The great rip-off

Life

1 April 2005

At the end of March, Apple had racked up 75 million sales in one year from its online music store. It shows that music lovers — albeit in the US — are starting to download music legally from the Internet and pay for it in the process. The challenge for the music industry and its technology partners now is to convince the 330 million users of file-sharing service Kazaa to switch to legitimate means of downloading music.

Reading about music downloads and the progress of iTunes got me thinking about how the digital music revolution started in the first place. It wasn’t with Apple or the recording industry, but with The Frauenhofer Institute and its audio scientists who gave MPEG 3 compression to the world. The idea was simple: Strip away the elements of the music track to the point just before the human ear could detect degradation and save space on a hard disk in the process by reducing the music file size.

The greatest success of MP3 was that it gave music lovers a file format to convert their CD music into a format that took up less hard disk space, was easier to manage and could easily be transferred to a high-capacity portable music player.

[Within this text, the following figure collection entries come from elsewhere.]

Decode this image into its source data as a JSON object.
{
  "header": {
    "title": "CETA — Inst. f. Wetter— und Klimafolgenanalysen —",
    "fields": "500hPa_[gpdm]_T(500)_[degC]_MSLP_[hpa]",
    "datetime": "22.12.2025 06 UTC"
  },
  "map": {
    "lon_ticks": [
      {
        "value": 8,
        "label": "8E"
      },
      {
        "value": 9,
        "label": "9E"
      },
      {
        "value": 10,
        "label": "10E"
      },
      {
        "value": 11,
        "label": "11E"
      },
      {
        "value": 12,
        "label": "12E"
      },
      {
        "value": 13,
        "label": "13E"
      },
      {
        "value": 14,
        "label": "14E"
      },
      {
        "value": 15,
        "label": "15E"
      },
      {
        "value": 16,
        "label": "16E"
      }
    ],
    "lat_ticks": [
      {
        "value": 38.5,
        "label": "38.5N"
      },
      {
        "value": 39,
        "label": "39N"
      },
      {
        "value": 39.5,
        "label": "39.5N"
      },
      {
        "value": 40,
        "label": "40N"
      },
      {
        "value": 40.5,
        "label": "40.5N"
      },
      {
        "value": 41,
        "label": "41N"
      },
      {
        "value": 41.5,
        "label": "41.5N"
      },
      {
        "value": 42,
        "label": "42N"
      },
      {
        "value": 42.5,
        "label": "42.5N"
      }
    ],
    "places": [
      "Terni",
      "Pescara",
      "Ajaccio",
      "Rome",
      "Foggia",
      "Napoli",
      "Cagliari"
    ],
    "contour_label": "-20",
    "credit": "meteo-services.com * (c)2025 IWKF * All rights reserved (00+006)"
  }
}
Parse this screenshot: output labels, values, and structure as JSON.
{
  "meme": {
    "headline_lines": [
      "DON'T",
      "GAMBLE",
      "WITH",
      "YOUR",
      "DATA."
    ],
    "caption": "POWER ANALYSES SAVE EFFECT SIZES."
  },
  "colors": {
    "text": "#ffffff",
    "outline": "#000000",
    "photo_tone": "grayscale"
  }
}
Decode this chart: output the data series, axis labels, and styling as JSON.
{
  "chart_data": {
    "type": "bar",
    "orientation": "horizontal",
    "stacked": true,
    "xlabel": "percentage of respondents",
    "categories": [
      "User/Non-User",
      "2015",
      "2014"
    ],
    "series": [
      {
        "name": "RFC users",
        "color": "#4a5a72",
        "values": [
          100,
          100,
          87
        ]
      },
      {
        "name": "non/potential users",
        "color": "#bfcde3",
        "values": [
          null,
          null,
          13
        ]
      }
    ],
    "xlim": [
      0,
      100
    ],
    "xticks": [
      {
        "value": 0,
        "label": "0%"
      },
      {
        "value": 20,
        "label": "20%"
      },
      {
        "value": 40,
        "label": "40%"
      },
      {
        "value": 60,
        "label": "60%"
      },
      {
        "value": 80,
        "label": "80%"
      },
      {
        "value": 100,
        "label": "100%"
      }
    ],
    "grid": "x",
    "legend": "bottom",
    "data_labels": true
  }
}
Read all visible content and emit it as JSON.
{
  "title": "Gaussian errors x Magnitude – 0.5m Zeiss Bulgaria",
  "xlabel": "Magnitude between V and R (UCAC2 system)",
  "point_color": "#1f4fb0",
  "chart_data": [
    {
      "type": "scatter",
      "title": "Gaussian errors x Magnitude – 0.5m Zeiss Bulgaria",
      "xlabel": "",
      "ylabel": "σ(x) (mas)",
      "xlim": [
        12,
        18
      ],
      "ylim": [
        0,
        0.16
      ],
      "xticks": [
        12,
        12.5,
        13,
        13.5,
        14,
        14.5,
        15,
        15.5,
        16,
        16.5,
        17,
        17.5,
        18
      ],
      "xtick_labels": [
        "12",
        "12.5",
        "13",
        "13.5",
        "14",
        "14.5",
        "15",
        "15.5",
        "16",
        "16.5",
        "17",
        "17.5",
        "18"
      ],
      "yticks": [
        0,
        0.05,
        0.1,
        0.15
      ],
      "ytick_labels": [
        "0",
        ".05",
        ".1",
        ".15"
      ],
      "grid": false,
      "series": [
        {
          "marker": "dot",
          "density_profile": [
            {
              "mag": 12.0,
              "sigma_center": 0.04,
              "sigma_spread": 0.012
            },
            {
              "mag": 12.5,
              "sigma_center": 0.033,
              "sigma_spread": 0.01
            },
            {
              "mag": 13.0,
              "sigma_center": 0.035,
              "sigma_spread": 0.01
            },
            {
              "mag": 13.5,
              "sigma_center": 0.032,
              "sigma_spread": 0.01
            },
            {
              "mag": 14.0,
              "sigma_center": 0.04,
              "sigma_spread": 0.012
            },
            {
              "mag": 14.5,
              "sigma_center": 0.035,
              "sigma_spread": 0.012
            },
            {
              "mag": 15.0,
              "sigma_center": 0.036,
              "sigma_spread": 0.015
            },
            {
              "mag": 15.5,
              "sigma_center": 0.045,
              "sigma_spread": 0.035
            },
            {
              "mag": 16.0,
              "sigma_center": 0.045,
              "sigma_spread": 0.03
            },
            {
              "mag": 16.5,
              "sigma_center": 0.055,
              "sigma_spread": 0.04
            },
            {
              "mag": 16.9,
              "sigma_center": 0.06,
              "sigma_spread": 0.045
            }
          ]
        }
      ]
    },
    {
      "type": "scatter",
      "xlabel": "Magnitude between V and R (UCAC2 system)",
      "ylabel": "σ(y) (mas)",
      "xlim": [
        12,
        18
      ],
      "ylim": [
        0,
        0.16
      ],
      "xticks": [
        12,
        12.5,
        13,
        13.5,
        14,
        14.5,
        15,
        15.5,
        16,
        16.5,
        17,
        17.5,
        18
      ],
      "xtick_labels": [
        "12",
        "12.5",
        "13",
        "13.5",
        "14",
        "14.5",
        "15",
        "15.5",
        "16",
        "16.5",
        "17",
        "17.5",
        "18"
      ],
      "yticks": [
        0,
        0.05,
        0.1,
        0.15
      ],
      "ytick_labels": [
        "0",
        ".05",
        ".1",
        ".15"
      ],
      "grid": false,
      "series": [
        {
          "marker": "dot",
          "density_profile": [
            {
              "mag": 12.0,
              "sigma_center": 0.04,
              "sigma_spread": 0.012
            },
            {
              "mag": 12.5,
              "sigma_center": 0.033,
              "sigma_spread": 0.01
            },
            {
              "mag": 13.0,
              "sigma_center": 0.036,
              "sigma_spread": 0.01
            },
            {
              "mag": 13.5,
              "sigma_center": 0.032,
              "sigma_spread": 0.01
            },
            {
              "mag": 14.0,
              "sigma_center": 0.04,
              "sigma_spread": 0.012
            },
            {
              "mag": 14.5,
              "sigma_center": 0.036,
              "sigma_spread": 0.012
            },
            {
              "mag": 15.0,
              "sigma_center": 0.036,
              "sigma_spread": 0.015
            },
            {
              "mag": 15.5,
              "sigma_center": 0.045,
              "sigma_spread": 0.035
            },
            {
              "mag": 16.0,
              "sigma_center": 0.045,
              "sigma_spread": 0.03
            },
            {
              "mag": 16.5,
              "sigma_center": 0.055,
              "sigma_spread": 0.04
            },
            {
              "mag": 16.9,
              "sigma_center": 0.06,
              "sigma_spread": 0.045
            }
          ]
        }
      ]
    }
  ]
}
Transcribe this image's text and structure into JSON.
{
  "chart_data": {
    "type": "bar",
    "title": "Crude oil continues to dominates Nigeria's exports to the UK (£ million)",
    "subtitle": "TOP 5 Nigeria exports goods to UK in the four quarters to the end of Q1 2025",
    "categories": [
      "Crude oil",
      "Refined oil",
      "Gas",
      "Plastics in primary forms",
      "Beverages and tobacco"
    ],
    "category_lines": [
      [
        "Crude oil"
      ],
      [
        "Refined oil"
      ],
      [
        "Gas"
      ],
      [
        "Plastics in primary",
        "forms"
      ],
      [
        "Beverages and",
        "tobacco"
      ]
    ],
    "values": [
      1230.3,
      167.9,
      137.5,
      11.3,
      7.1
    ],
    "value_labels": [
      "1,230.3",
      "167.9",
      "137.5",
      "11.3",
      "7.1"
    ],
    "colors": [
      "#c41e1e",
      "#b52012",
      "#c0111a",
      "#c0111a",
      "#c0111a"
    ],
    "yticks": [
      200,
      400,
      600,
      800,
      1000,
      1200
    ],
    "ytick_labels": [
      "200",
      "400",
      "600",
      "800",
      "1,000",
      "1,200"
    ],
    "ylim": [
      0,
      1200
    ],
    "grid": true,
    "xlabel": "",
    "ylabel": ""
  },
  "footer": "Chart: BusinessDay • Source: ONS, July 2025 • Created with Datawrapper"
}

As a general rule, I don’t download music from the Internet — legally or illegally. I still purchase on music on a CD in the old-fashioned way. Like going to the cinema, it’s something I enjoy doing. Moving to digital downloads will take greater incentives than getting a track for the best part of a euro. I will need to be able to make significant savings over buying the music on CD and I will need to be able to access a comprehensive back catalogue — the music I could never find in a standard high street music retailer. 

Right now, MP3 and digital music to me doesn’t mean downloads from the Internet. Rather it involves using software to convert or ‘rip’ my music CDs to MP3 playlists, which I can then transfer to a portable MP3 player which is 10Gbyte in size. Doing this allows me to hold my entire CD collection on one device that fits in the palm of my hand. I still can enjoy my CDs at home, but when I’m walking or travelling by bus, I can get full access to my entire music collection. It’s using a great technology to physically compress a CD collection that takes up a lot of space to fit on to a device that takes up considerably less.

Remember, Apple only set up the iTunes music store as a marketing device to sell more of its iPod portable music players. A digital music revolution is in full swing but it centres on MP3, the file management software and the portable hardware. At the moment, the online distribution services exist on the periphery of the technology user experience.